We caught a train to the Louvre. You wanted to come up through the great glass pyramid. You said it was like being reborn. You said it made you feel like an Egyptian Princess, and for a moment I thought I knew you, by the waters at Karnak, and I caught the scent of your herb-anointed bandages, and the smell of your fear, as they carried you into the darkness from which there can be no return.
But there you were, running up the staircase, round and round, from the basement of yourself, free at last, and as you burst into the steel and glass of the pyramid, the sun came out, turning the puddles into ten thousand mirrors that shone on the glass as if to furnace it.
Nothing is solid. Nothing is fixed. These are images that time changes and that change time, just as the sun and the rain play on the surface of things.
You pointed to the Café Marly, and we walked across to a glittering table. A waiter in a white jacket brushed the raindrops off the marble surface, and flared his nostrils at us with that hotel-trade mixture of servility and disgust.

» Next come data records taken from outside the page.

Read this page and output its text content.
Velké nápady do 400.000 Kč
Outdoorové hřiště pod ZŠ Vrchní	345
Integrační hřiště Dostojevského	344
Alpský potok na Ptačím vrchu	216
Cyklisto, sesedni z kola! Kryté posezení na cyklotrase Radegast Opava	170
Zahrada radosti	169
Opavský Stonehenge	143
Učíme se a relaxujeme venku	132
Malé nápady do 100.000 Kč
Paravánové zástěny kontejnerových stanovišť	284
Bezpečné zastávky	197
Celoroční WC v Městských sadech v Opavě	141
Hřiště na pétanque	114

'Deux coupes de champagne.'
He nodded his head as though he were snapping it shut. Around us, underneath the statues of dead Frenchmen, teenagers shoved postcards into their backpacks and drank Coke from the bottle. The sun was sharp. Everybody was happy. I was happy with the lightness of being in a foreign city and the relief from identity it brings. I stretched out my legs. I stretched out my mind. My mind reached forward into the unlimited space it can occupy when I loose it from its kennel.
The waiter returned with his silver tray and put down the two flutes with a little click. You raised your glass.
'Well, what shall we drink to?'
'Here's to Chance.'
'Now you choose.'
She paused and thought a moment, then smiled.
'All right. Harold Bloom.'
'For his translation of the Jewish blessing. I guess you're not Jewish?'
I shook my head. She raised her glass again.
'More life into a time without boundaries.'
Then something like a raindrop was in her eye.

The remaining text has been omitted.